Monday night’s council meeting took place at the Rossland Miners’ Hall, as the roof at City Hall is still being repaired (see below), and it was probably for the best that the meeting took place in a larger space, as Mayor Kathy Moore estimates 60 to 70 people turned out for a public hearing regarding two zoning bylaw amendments out at Red to allow for new developments.
The first bylaw (Bylaw #2653) was to allow for a hostel on a lot off of Red Mountain Road and the second (Bylaw #2654) was to allow for the construction of 11 cabins (10 for guests, one for a caretaker) near Paradise Lodge.
“There didn’t seem to be too much resistance towards the hostel,” said Moore. “There were some neighbours that were concerned that there’s actually no setback on that property, so I think when they heard from Don Thompson, [president and general manager at Red Mountain Resort], that they’re planning a 10-meter buffer between any neighbouring properties, I think they were somewhat appeased. I think they’re concerned about noise and that kind of thing, but that property is zoned for multi-family residential … so a hostel probably isn’t going to be that much different.”
Moore pointed out that the Good Neighbour Bylaw will also apply.
But she said most of the concerns expressed during the public hearing were regarding the cabins at Paradise.

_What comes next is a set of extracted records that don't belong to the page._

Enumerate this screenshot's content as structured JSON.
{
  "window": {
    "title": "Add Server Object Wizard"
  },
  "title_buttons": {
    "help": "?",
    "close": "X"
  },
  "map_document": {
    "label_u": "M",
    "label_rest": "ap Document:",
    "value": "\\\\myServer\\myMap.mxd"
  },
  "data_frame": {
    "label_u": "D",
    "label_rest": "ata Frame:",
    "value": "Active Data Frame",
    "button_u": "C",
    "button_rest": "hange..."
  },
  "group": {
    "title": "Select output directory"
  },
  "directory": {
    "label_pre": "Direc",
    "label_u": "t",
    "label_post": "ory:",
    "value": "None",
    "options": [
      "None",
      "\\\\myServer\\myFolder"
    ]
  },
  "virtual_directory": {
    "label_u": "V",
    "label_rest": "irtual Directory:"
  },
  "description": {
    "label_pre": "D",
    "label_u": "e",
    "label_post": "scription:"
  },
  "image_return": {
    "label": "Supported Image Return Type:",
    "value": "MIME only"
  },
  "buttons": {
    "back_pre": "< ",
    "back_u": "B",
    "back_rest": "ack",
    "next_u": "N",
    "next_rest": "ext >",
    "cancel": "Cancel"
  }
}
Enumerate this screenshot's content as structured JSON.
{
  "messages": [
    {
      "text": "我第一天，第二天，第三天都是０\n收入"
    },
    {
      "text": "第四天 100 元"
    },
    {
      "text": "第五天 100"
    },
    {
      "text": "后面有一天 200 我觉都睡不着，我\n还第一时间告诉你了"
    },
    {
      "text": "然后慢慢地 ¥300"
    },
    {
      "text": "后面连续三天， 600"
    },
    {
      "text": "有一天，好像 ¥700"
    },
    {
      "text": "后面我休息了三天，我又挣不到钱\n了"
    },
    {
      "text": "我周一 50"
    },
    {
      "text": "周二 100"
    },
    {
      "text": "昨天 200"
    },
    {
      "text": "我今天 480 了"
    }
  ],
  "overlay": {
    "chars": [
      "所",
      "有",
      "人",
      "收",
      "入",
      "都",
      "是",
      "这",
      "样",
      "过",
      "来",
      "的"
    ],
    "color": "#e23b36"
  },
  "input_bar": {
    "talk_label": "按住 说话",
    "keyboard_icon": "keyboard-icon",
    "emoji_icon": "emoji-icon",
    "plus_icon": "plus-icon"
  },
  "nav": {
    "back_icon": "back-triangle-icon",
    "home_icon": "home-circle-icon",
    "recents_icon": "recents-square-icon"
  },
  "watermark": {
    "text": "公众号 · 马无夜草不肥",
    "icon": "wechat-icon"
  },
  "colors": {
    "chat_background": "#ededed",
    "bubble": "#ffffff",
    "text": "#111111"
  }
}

“Part of what I understood from people’s comments is they were concerned that Red was prioritizing cabins ahead of addressing things like parking and long lift lines and a connector between Silverlode and Grey, and some of the other concerns that have come with the success of the ski hill,” said Moore.
She also said that Thompson did a great job of addressing people’s concerns during the meeting.
Moore said people also expressed concerns about environmental impacts and said that an environmental impact assessment will, of course, be done for the area.
Council approved both bylaws during the regular council meeting that followed the public hearing.
Council to review recreation financial assistance policy
Council received two letters regarding financial assistance for use of recreation facilities in Trail.
The first was from Trail Minor Baseball and Trail Girls Softball requesting that council use the unused funds from the city’s differential fee subsidy program’s 2017 budget to top off their subsidy request from the 25 per cent they received to the 100 per cent they’d requested. The subsidy goes towards paying the difference in fee for Rossland participants.
The letter also said that changes made to Rossland council’s recreation subsidy policy over recent years have made it harder for recreation programs to make budgeting decisions.
The second letter was from “a group of over 55 Rossland citizens (and growing), working together for a resolution to regional recreation funding” and spoke against the current recreation financial assistance policy for excluding seniors and people with disabilities, and for being set up in such a way that the groups that are still eligible, who can only receive up to a maximum of 25 per cent of the additional fee, will always receive less than what is actually budgeted for the program.
“We basically have directed our staff to bring that subsidy policy forward and, going forward, look at doing a 50 per cent reimbursement, instead of 25,” said Moore.